Many wanted to elect someone from outside the system and were voting for change in much the same way Barack Obama’s voters were in 2008. (In fact, many of Trump’s crucial working-class white voters had also voted for Obama, which undermines the racism explanation.) When exit polls asked what quality in a candidate matters most, a plurality of voters, 39 percent, said “can bring change.” Trump captured 83 percent of those votes.

Some voters were upset that their health insurance premiums are skyrocketing, and they believed he could do something about that. As a friend of mine wrote on Facebook, “I didn’t get as many fliers this year from campaigns on issues or on behalf of candidates, but did get something from Blue Shield last week. As I opened it up, I quipped to myself that this was campaign material from the RNC. How many other Americans got similar mailings and felt similar outrage, but decided to vent it against the party in power?”

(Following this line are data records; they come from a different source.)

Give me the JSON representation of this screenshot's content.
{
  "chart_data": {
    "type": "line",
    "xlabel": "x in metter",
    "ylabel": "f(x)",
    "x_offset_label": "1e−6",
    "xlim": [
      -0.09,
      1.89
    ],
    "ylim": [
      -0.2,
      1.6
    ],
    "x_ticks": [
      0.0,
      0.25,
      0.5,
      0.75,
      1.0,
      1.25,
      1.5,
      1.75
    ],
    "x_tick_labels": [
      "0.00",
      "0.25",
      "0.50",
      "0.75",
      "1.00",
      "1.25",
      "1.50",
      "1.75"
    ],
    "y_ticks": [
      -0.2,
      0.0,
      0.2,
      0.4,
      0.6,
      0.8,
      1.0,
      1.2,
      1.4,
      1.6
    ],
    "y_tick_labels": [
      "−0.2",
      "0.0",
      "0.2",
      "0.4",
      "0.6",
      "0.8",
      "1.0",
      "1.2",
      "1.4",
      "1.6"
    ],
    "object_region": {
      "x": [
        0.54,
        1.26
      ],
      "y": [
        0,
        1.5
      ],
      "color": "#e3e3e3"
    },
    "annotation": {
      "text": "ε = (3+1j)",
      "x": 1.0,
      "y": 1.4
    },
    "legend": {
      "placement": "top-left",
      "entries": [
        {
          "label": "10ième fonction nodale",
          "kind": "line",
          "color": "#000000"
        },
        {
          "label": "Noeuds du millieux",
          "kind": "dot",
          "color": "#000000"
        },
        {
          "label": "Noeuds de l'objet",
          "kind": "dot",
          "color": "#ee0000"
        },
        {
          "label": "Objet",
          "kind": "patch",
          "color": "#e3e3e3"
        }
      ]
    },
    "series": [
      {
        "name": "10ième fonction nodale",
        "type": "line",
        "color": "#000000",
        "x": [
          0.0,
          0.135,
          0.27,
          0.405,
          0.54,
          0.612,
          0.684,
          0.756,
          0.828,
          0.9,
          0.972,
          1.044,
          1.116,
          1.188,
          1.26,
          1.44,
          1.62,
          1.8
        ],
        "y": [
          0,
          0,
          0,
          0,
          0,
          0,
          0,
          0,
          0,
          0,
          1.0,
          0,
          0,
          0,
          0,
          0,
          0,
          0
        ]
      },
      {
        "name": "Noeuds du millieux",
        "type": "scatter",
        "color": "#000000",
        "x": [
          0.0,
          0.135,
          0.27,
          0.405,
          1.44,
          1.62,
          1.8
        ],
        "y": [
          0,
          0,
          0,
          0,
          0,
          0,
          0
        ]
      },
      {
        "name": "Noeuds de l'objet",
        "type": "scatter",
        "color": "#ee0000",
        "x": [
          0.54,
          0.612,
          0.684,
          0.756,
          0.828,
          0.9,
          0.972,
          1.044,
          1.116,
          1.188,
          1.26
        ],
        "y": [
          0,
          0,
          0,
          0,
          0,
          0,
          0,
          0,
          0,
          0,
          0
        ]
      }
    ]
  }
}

Others think that Trump can cut through various kinds of red tape and allow the public and private sectors to “get things done,” especially by improving roads, airports and other infrastructure. He likes to portray himself as a builder, and many people -- including his high-profile Silicon Valley supporter Peter Thiel -- are drawn to that image.

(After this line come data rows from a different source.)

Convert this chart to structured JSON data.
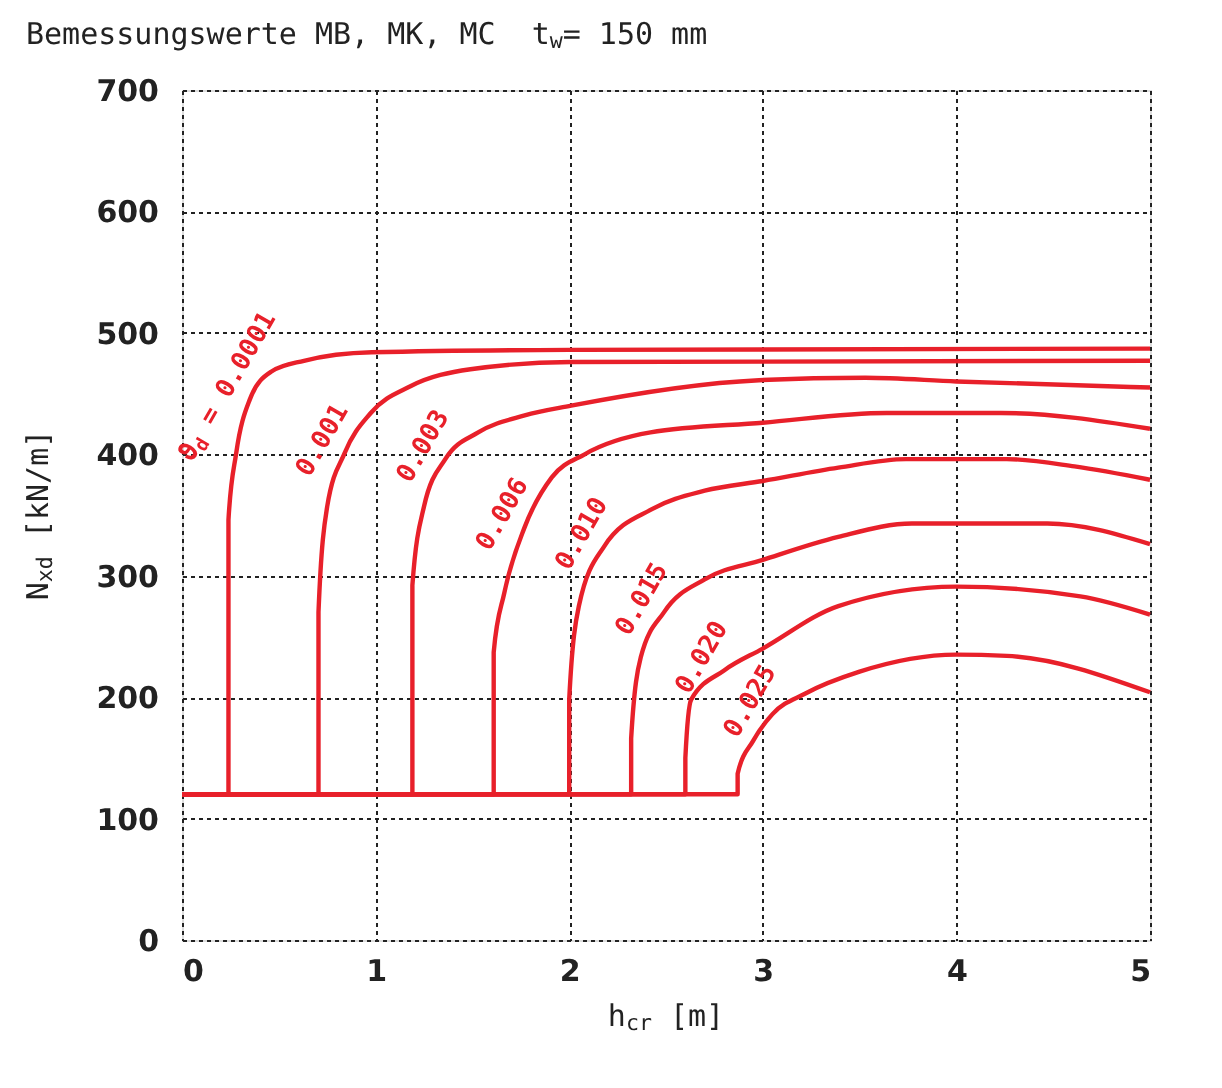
{
  "chart_data": {
    "type": "line",
    "title": "Bemessungswerte MB, MK, MC  t$_{w}$= 150 mm",
    "xlabel": "h$_{cr}$ [m]",
    "ylabel": "N$_{xd}$ [kN/m]",
    "xlim": [
      0,
      5
    ],
    "xticks": [
      0,
      1,
      2,
      3,
      4,
      5
    ],
    "ylim": [
      0,
      700
    ],
    "yticks": [
      0,
      100,
      200,
      300,
      400,
      500,
      600,
      700
    ],
    "grid": true,
    "line_style": "solid",
    "marker": "none",
    "series": [
      {
        "color": "#e8202a",
        "x": [
          0,
          0.24,
          0.24,
          0.28,
          0.35,
          0.46,
          0.63,
          0.98,
          2,
          5
        ],
        "values": [
          120,
          120,
          346,
          401,
          445,
          468,
          477,
          484,
          486,
          487
        ]
      },
      {
        "color": "#e8202a",
        "x": [
          0,
          0.705,
          0.705,
          0.75,
          0.84,
          0.975,
          1.18,
          1.49,
          2.01,
          5
        ],
        "values": [
          120,
          120,
          270,
          357,
          401,
          434,
          456,
          470,
          476,
          477
        ]
      },
      {
        "color": "#e8202a",
        "x": [
          0,
          1.19,
          1.19,
          1.25,
          1.36,
          1.53,
          1.77,
          2.01,
          2.98,
          3.53,
          4.0,
          5
        ],
        "values": [
          120,
          120,
          292,
          357,
          396,
          418,
          432,
          440,
          461,
          463,
          460,
          455
        ]
      },
      {
        "color": "#e8202a",
        "x": [
          0,
          1.61,
          1.61,
          1.665,
          1.77,
          1.91,
          2.08,
          2.42,
          3.0,
          3.64,
          4.23,
          5
        ],
        "values": [
          120,
          120,
          237,
          286,
          340,
          381,
          400,
          418,
          426,
          434,
          434,
          421
        ]
      },
      {
        "color": "#e8202a",
        "x": [
          0,
          2.0,
          2.0,
          2.05,
          2.18,
          2.43,
          2.7,
          3.0,
          3.39,
          3.74,
          4.26,
          4.61,
          5
        ],
        "values": [
          120,
          120,
          198,
          275,
          324,
          355,
          370,
          378,
          389,
          396,
          396,
          390,
          379
        ]
      },
      {
        "color": "#e8202a",
        "x": [
          0,
          2.32,
          2.32,
          2.37,
          2.49,
          2.7,
          3.0,
          3.39,
          3.77,
          4.47,
          5
        ],
        "values": [
          120,
          120,
          166,
          233,
          270,
          297,
          313,
          332,
          343,
          343,
          326
        ]
      },
      {
        "color": "#e8202a",
        "x": [
          0,
          2.6,
          2.6,
          2.63,
          2.8,
          3.0,
          3.39,
          4.0,
          4.64,
          5
        ],
        "values": [
          120,
          120,
          150,
          198,
          222,
          240,
          275,
          291,
          283,
          268
        ]
      },
      {
        "color": "#e8202a",
        "x": [
          0,
          2.87,
          2.87,
          2.95,
          3.05,
          3.22,
          3.5,
          4.0,
          4.26,
          5
        ],
        "values": [
          120,
          120,
          137,
          164,
          186,
          203,
          221,
          235,
          234,
          204
        ]
      }
    ],
    "annotations": [
      "ϑ$_{d}$ = 0.0001",
      "0.001",
      "0.003",
      "0.006",
      "0.010",
      "0.015",
      "0.020",
      "0.025"
    ]
  }
}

Many Trump voters were simply people who tend to vote Republican. Hillary Clinton offered them no reason to switch allegiances. When Election Day arrived, they did what they usually do.

I don’t like Trump, but I know enough of his voters, and have read enough about others, to know that very few were embracing the whole package. Trump’s coalition certainly includes an element who are tired of being told that they’re worthless and awful -- Won’t it be great when stupid white men are put in their place! -- and are punching back, sometimes in deplorable ways. For them, voting for Trump is a way of combating political correctness. But it’s also a positive vote for someone they believe is proud of them and proud of their country.

Liberals want to turn Trump’s victory into an endorsement of racism and misogyny. That’s a dumb strategy if you’re against those things. The liberal belief that half the country is made up of horrible people is a big reason Trump got elected, and the more Democrats keep repeating it, the more likely their worst fears are to come true.